The latest round of labor troubles at Berkeley-based non-profit Building Opportunities for Self Sufficiency (BOSS) stemmed not from managerial malice but from improperly filed time sheets that delayed paychecks to employees last week, Executive Director boona cheema said Tuesday. 

The Department of Housing and Urban Development (HUD) halted payments to the homeless advocacy group in late July, she said, after a HUD audit found that the agency had unwittingly filed incorrect paperwork for its eight grants with the federal agency. 

Employees represented by the California Professional Employees Union Local 2345 filed a complaint Friday with the California Division of Labor Standards after BOSS failed to make its scheduled payday. A finding in favor of the union could cost BOSS $50 for each of the roughly 100 unionized workers made to wait for their checks. 

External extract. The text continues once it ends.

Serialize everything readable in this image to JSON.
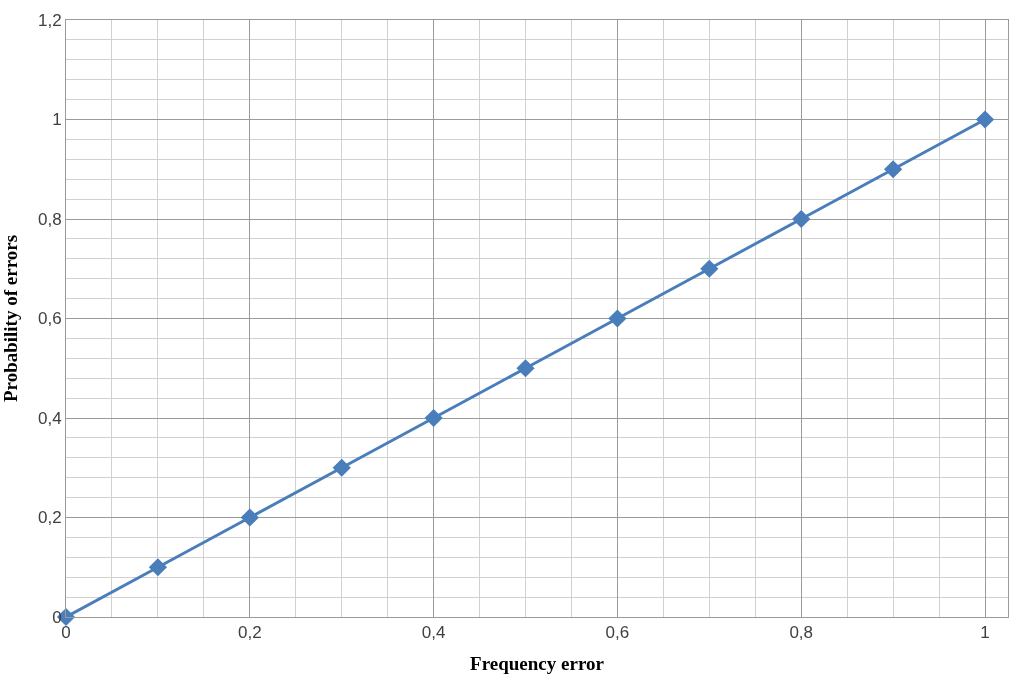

Union leaders said they were furious with management for risking the welfare of workers, about half of whom were at one time homeless and live paycheck to paycheck. 

“BOSS workers will have to become clients if Boss doesn’t uphold their responsibility to pay their employees on time,” said Christopher Graeber, Business Representative for BOSS employees. 

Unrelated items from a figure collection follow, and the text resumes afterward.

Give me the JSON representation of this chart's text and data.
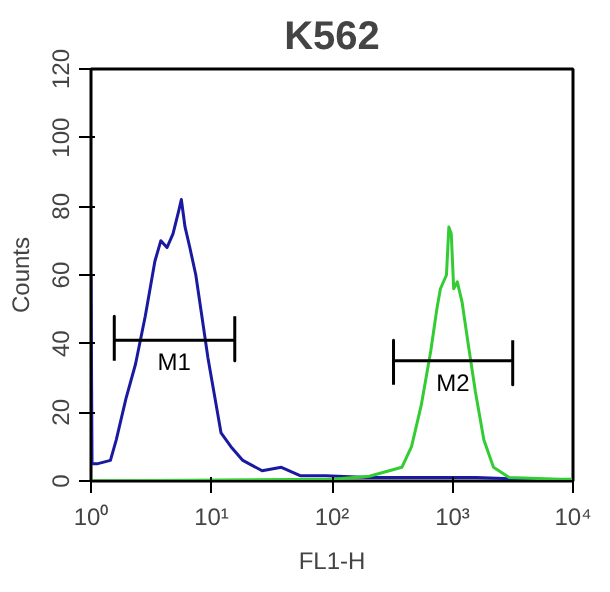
{
  "chart_data": {
    "type": "line",
    "title": "K562",
    "xlabel": "FL1-H",
    "ylabel": "Counts",
    "log": "x",
    "xlim": [
      1,
      10000
    ],
    "ylim": [
      0,
      120
    ],
    "xticks": [
      {
        "value": 1,
        "label": "10⁰"
      },
      {
        "value": 10,
        "label": "10¹"
      },
      {
        "value": 100,
        "label": "10²"
      },
      {
        "value": 1000,
        "label": "10³"
      },
      {
        "value": 10000,
        "label": "10⁴"
      }
    ],
    "yticks": [
      0,
      20,
      40,
      60,
      80,
      100,
      120
    ],
    "grid": false,
    "series": [
      {
        "color": "#1a1aa0",
        "x": [
          1,
          1.02,
          1.12,
          1.45,
          1.62,
          1.95,
          2.34,
          2.82,
          3.39,
          3.8,
          4.27,
          4.79,
          5.37,
          5.62,
          6.03,
          6.61,
          7.41,
          8.32,
          9.33,
          10.7,
          12.0,
          14.5,
          18.2,
          26.3,
          38,
          55,
          89,
          200,
          631,
          1585,
          10000
        ],
        "values": [
          60,
          5,
          5,
          6,
          12,
          24,
          34,
          48,
          64,
          70,
          68,
          72,
          79,
          82,
          74,
          68,
          60,
          48,
          36,
          24,
          14,
          10,
          6,
          3,
          4,
          1.5,
          1.5,
          1,
          1,
          1,
          0
        ]
      },
      {
        "color": "#33cc33",
        "x": [
          1,
          100,
          204,
          380,
          457,
          550,
          661,
          741,
          794,
          891,
          933,
          977,
          1023,
          1096,
          1202,
          1349,
          1549,
          1820,
          2188,
          2951,
          7762,
          10000
        ],
        "values": [
          0,
          0.5,
          1.4,
          4,
          10,
          22,
          38,
          50,
          56,
          60,
          74,
          72,
          56,
          58,
          52,
          40,
          26,
          12,
          4,
          1,
          0.5,
          0.5
        ]
      },
      {
        "color": "#000000",
        "x": [
          1.56,
          1.56,
          1.56,
          15.6,
          15.6,
          15.6
        ],
        "values": [
          35,
          48,
          41,
          41,
          35,
          48
        ]
      },
      {
        "color": "#000000",
        "x": [
          324,
          324,
          324,
          3160,
          3160,
          3160
        ],
        "values": [
          28,
          41,
          35,
          35,
          28,
          41
        ]
      }
    ],
    "annotations": [
      {
        "text": "M1",
        "x": 4.9,
        "y": 41
      },
      {
        "text": "M2",
        "x": 1010,
        "y": 35
      }
    ]
  }
}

Graeber ripped management for promising to provide five days notice before missing a payday, but then alerting employees on Sept. 2 that BOSS checks scheduled to go out on the fifth would be delayed until Wednesday. 

BOSS Director of Human Resources Paul Sedler said the Labor Day holiday prevented BOSS from giving employees earlier notice and that employees in dire straights were given cash advances. 

cheema blamed the funding mix-up on new rules implemented by the Bush administration that have changed billing procedures. She said that months of payroll forms and time sheets must be resubmitted to comply with new rules before funding resumes. 

BOSS plans to send revised paperwork to HUD next week in hopes that it will regain funding by the end of the month. 

Without its bimonthly deposits from HUD, BOSS maxed out its credit line and found itself unable to meet payroll. cheema said that the agency recently received grant money from state agencies that will allow it to meet payroll on Wednesday, but that another delay is possible. 

“I hope that this will not happen again, but I can’t promise that it won’t happen again,” she said.